地球環境進化学研究室
過去温室地球の解明から未来の地球を予測する
地球環境進化学研究室
地球の歴史は、氷河がある地球と氷河のない地球=温室地球に大別できます。現在は氷河がある地球ですが、温暖化が極度に進行したらどうなるのか、過去の環境変動がわかれば未来を予測することも可能です。本研究室では、温室地球とはいかなる世界かを解明することをめざしています。
- 約1億年~6500万年前:温暖化が極度に進んだ白亜紀後半の地球
- 海洋プレートの活発な生産により多量の二酸化炭素が放出、温暖化現象下にあった。極地方は温暖で氷床はなく、深層水の生産速度が遅く、海洋深部への酸素供給が乏しかった。一部の中緯度では蒸発により高塩分・高密度となった海水が発達したが、その水域の循環は不活発で貧酸素状態になった。そのような海底に蓄積した有機物の正体は二酸化炭素を吸収した植物プランクトンたちである。分解を免れて地層に埋め込まれた彼らは,「二酸化炭素の吸収者」として温暖化抑制の立役者として働いてくれた。
- 約5500万年前:現在に良く似た「地球温暖化」が生じた
- 海水温上昇により海底のメタンハイドレード(メタンは酸素と結合して二酸化炭素になりやすい)が放出され、急激な温暖化が生じた。その速度は現在の「地球温暖化」にも匹敵する。
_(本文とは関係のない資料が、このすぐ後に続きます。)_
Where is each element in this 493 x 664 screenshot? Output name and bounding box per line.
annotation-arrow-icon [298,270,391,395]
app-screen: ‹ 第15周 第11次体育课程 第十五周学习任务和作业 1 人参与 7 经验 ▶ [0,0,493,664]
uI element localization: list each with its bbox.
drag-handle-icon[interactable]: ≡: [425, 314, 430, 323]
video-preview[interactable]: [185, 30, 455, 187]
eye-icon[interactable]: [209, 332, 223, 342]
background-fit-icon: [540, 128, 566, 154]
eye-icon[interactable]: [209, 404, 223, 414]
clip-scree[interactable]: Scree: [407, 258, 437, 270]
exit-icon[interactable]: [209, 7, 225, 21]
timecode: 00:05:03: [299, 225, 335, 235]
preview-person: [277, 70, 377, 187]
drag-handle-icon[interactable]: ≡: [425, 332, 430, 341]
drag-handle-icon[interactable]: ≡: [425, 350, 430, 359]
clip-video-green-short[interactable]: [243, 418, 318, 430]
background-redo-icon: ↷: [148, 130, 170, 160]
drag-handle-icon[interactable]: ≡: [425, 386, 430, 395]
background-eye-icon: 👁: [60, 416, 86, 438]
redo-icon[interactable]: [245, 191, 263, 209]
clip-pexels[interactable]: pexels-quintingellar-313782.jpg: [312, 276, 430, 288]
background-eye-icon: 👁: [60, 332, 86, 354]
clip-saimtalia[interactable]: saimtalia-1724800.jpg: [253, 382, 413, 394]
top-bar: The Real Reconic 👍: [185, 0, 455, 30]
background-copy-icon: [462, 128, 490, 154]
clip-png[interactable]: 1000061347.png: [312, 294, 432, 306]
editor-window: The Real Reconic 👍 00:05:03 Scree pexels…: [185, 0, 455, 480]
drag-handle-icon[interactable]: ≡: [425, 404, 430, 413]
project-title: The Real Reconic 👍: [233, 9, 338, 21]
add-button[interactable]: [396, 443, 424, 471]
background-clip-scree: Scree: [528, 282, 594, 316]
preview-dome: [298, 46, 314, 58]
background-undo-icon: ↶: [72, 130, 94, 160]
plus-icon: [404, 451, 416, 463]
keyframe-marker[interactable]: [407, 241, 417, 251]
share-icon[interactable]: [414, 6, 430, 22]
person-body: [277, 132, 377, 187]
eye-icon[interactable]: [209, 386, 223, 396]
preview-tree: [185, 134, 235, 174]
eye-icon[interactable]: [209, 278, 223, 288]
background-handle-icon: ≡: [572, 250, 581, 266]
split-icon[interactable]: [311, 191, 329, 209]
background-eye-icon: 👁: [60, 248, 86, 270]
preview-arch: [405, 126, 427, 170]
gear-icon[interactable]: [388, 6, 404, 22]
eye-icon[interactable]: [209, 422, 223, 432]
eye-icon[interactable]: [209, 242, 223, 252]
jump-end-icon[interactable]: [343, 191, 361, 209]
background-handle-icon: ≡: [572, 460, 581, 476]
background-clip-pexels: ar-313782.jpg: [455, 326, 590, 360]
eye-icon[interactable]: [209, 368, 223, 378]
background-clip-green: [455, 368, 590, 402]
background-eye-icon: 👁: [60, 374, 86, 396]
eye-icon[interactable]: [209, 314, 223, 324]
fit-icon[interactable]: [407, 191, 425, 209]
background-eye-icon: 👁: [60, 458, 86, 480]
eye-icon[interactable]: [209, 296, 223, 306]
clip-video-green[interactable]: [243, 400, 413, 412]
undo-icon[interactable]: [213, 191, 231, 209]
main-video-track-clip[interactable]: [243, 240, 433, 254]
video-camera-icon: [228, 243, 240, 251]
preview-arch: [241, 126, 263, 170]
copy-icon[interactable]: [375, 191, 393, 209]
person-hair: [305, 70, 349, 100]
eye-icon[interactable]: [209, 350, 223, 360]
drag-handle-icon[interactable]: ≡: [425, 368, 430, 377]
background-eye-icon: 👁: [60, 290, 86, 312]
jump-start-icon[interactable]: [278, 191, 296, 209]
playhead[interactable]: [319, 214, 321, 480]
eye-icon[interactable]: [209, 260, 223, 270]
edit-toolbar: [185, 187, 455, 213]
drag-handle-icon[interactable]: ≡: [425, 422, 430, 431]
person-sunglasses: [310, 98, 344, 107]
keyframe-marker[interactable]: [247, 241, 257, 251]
このとき地球環境はどのように変化したのか?その答えは明日の地球の姿を予測するための大切な鍵を与えてくれる。
- 研究のフィールド
- 地層の堆積速度が著しく速かった北海道、過去において寒冷な海洋深層水が生成されていた可能性のあるニュージーランド、大陸内部の気候変化を見るのに適したモンゴルの地層,および世界各地の深海底で掘削されたボーリングコアなどを研究対象にしている。